The map is obviously an homomorphism and the spaces have the same dimension (which is $6$), so it's enough to show that it is injective.

Let \[ \sum_{g \in S_3} a_g g \] be any linear combination such that the image is $0$. Since the coefficient of the first component is $0$, then \[ \sum_{g \in S_3} a_g = 0 \] and since the coefficient of the second component is $0$ then \[ \sum_{g \in S_3} sgn(g) a_g = 0 \] so, by taking the sum and the difference, we immediately have $a_1 + a_{(123)} + a_{(132)} = 0$ and $a_{(12)} + a_{(13)} + a_{(23)}= 0$.

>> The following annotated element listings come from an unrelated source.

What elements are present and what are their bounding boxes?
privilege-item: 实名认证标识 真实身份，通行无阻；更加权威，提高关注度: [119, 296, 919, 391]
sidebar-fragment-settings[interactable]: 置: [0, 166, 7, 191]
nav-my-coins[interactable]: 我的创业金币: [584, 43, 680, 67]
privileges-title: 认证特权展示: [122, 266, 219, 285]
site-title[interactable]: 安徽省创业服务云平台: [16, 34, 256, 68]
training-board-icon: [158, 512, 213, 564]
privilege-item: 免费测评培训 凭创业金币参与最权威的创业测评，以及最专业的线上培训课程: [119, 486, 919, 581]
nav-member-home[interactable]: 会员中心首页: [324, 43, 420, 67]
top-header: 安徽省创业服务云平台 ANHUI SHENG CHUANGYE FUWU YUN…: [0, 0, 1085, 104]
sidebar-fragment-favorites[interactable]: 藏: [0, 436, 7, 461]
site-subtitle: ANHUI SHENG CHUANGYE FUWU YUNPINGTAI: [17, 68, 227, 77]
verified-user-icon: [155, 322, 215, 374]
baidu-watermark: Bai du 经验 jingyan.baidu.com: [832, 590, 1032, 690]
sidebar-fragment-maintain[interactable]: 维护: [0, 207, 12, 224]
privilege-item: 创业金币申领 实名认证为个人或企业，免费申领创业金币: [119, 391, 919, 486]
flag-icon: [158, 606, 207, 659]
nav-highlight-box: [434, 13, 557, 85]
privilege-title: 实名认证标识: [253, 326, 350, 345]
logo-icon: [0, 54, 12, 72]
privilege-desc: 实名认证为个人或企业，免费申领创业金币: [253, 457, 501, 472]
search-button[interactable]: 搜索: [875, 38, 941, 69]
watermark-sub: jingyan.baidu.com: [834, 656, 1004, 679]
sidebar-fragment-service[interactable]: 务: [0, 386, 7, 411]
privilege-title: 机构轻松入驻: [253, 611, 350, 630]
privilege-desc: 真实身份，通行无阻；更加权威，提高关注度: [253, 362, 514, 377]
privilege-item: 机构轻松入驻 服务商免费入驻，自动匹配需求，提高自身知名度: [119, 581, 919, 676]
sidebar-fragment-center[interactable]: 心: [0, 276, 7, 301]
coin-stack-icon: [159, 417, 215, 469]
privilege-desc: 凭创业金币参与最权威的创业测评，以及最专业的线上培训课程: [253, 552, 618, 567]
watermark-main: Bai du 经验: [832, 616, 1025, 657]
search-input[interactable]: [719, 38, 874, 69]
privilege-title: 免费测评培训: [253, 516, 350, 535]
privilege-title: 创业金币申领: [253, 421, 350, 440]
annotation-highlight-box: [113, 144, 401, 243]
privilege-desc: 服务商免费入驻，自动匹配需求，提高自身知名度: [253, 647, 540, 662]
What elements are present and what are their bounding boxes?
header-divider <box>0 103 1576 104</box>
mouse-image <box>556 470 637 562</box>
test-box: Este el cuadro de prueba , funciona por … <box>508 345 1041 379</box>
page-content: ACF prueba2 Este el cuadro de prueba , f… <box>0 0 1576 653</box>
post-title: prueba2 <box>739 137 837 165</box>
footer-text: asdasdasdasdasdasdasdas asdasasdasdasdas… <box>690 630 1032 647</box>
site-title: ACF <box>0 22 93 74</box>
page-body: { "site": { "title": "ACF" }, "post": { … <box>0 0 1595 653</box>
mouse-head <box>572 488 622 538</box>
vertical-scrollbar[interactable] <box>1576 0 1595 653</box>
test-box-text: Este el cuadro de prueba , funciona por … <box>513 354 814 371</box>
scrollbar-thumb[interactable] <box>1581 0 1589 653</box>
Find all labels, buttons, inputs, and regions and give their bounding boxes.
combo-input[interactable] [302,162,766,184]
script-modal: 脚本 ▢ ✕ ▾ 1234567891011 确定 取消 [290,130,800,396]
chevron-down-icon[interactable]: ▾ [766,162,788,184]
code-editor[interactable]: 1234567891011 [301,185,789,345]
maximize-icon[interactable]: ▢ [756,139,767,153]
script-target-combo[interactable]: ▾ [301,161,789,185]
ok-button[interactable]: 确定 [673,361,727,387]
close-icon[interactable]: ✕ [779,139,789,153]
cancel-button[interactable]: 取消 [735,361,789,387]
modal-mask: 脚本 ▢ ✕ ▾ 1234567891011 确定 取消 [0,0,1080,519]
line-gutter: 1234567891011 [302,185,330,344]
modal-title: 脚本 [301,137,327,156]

Now, look at the corresponding matrices (see attachment). The coefficient of the entry $(1,1)$ is $a_{1} - a_{(132)} + a_{(23)} - a_{(13)}$, and the coefficient of the entry $(2,2)$ is $a_{1} - a_{(123)} - a_{(23)} + a_{(13)}$. Taking the sum, we have $2 a_1 - a_{(132)}- a_{(123)} = 0$, but since $a_1 + a_{(123)} + a_{(132)} = 0$ we get $a_1 = 0$ and so $a_{(123)} = -a_{(132)}$. Taking the difference instead, we get $a_{(23)} = a_{(13)}$. Looking at the entries $(1,2)$ and $(2,1)$, we have $-a_{(123)} + a_{(132)} + a_{(12)} - a_{(23)} = 0$ and $a_{(123)} - a_{(132)} + a_{(12)} - a_{(13)} = 0$, and now taking the sum, since $a_{(13)} = a_{(23)}$, we have $a_{(12)} = a_{(13)}$ as well and so they are all $0$, since the sum is $0$. Taking now the difference, we get $a_{(123)} = a_{(132)}$, but they are opposite and so they are both $0$ as well.

In conclusion, all the coefficients are $0$, so the map is injective, so it is an isomorphism.